Nabila Amir, El Watan, 26 novembre 2020

Fait inédit : dans la même journée d’hier, la même justice prononce un acquittement pour la militante du Parti des travailleurs (PT), Souilah Chahinez, elle condamne à un an de prison ferme l’activiste Yacine Mebarki et on procède à l’arrestation devant le ministère du Travail de manifestants pacifiques.

Si le parti dirigé par Louisa Hanoune se réjouit de l’acquittement de sa militante et membre du bureau politique et parle de la victoire du droit contre l’injustice, il s’insurge contre les condamnations arbitraires et contre ce qu’il qualifie «d’incohérence», «de contradiction» et de «bicéphalisme».

«Hier, pour les mêmes chefs d’inculpation, certaines personnes ont été libérées et d’autres ont été condamnées. Nous avons l’impression que nous sommes face à un système avec deux têtes», tranche Ramdane Taazbit.

Lorsque, dit-il, la vie politique est régentée par la justice où chaque juge interprète comme bon lui semble les lois de la République, c’est une atteinte flagrante à la démocratie.

Pour les militants des droits de l’homme et les acteurs politiques, la justice n’a pas à s’immiscer dans les affaires politiques. «La démocratie stipule que la justice doit être indépendante. Le contraire c’est de l’autoritarisme», notent-ils.

Ces militants politiques pointent également du doigt le code pénal, amendé il y a quelques mois, et qui ouvre, selon eux, la voie aux dérapages auxquels nous sommes en train d’assister aujourd’hui lors de ces multiples procès.

«Sous prétexte de la lutte contre la cybercriminalité, on colle des chefs d’inculpation, comme ‘‘atteinte au moral de l’armée, à l’unité nationale, aux corps constitués’’ prononcés sur n’importe quelle opinion ou action politique. Ceci est grave.» Tous revendiquent l’abrogation immédiatement de ce texte liberticide et que cesse le harcèlement judiciaire.

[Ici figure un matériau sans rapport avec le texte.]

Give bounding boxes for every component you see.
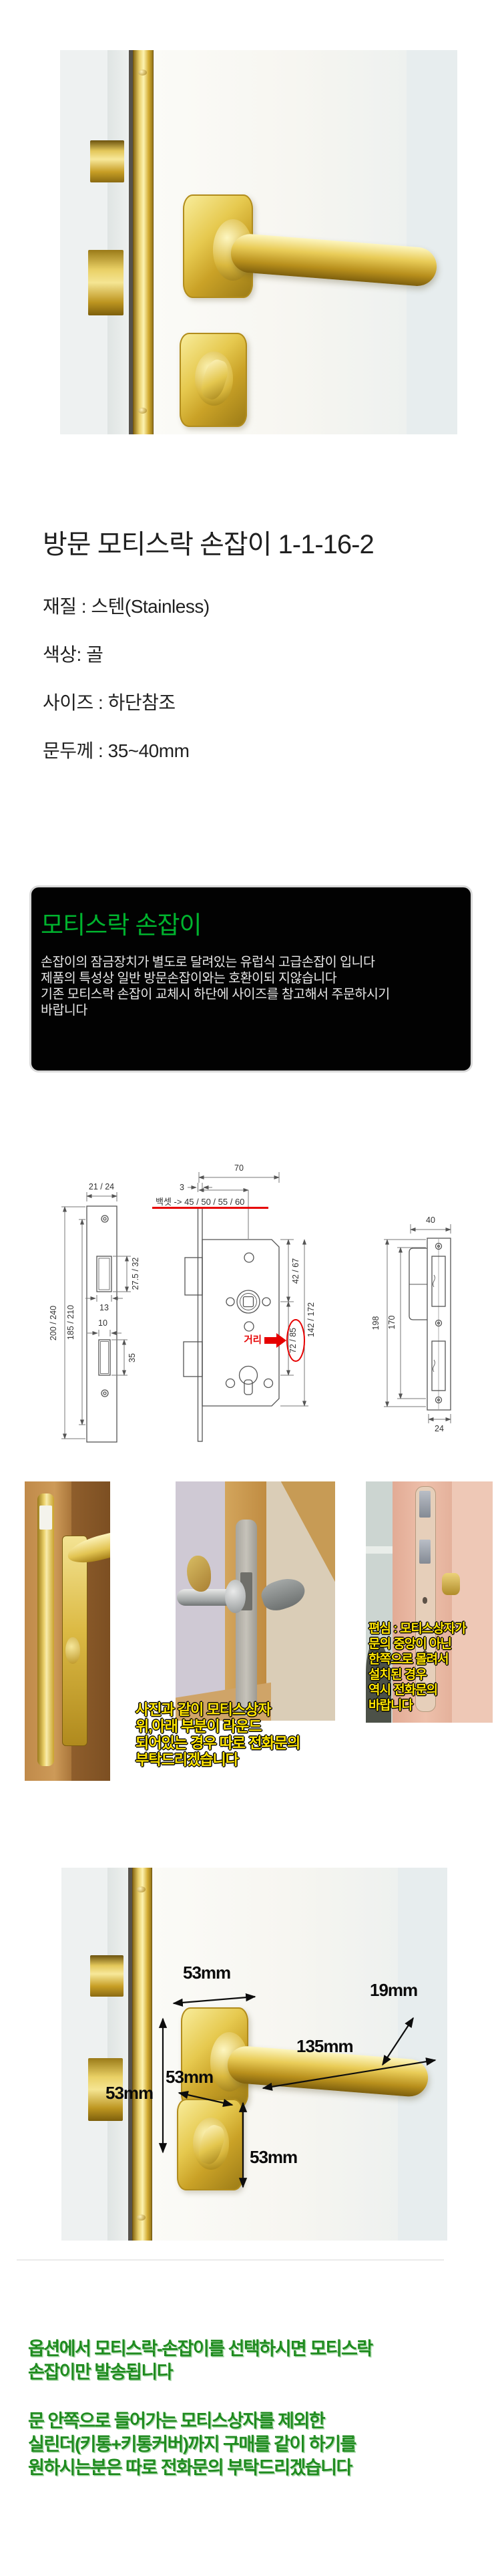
stainless-edge-plate	[236, 1520, 257, 1716]
info-line: 손잡이의 잠금장치가 별도로 달려있는 유럽식 고급손잡이 입니다	[41, 954, 390, 970]
dim-face-thickness: 3	[180, 1183, 184, 1192]
note-line: 실린더(키통+키통커버)까지 구매를 같이 하기를	[28, 2433, 356, 2456]
dim-latch-width: 13	[99, 1303, 109, 1312]
dimension-label: 53mm	[166, 2067, 213, 2088]
spec-size: 사이즈 : 하단참조	[43, 688, 176, 715]
door-frame-strip	[107, 50, 129, 434]
section-divider	[17, 2259, 444, 2261]
dim-side-hole-span: 170	[387, 1316, 397, 1330]
spec-color: 색상: 골	[43, 640, 103, 667]
info-box: 모티스락 손잡이 손잡이의 잠금장치가 별도로 달려있는 유럽식 고급손잡이 입…	[29, 885, 473, 1072]
spec-door-thickness: 문두께 : 35~40mm	[43, 736, 189, 763]
caption-line: 사진과 같이 모티스상자	[136, 1701, 300, 1718]
info-line: 기존 모티스락 손잡이 교체시 하단에 사이즈를 참고해서 주문하시기	[41, 986, 390, 1002]
caption-line: 역시 전화문의	[368, 1683, 466, 1698]
spec-material: 재질 : 스텐(Stainless)	[43, 592, 210, 619]
red-arrow-icon	[264, 1333, 286, 1348]
dimension-arrows	[61, 1868, 447, 2241]
note-line: 원하시는분은 따로 전화문의 부탁드리겠습니다	[28, 2456, 356, 2480]
info-box-text: 손잡이의 잠금장치가 별도로 달려있는 유럽식 고급손잡이 입니다 제품의 특성…	[41, 954, 390, 1018]
page-title: 방문 모티스락 손잡이 1-1-16-2	[43, 523, 374, 561]
dim-bolt-width: 10	[98, 1318, 107, 1328]
info-box-heading: 모티스락 손잡이	[41, 905, 202, 941]
dimension-label: 53mm	[183, 1963, 230, 1983]
spindle-collar	[225, 1580, 246, 1613]
caption-line: 되어있는 경우 따로 전화문의	[136, 1735, 300, 1751]
note-line: 옵션에서 모티스락-손잡이를 선택하시면 모티스락	[28, 2337, 373, 2361]
caption-round-note: 사진과 같이 모티스상자 위,아래 부분이 라운드 되어있는 경우 따로 전화문…	[136, 1701, 300, 1768]
dead-bolt	[88, 250, 124, 315]
dimension-label: 135mm	[296, 2036, 353, 2057]
caption-line: 설치된 경우	[368, 1667, 466, 1683]
info-line: 제품의 특성상 일반 방문손잡이와는 호환이되 지않습니다	[41, 970, 390, 986]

Souilah Chahinez, membre du politique du PT, a été convoquée par le tribunal de Jijel pour «outrage à corps constitué», l’accusation portée contre cette activiste du hirak est en relation avec le partage sur sa page Facebook d’une photo montrant une manifestation de femmes à l’occasion du 8 Mars à Alger, dans laquelle des femmes ont été brutalisées par des policiers et à laquelle elle a joint le commentaire suivant : «Les femmes n’ont pas besoin de roses, mais elles méritent du respect et de la considération.» Pour le PT, c’est l’action politique organisée qui est judiciarisée.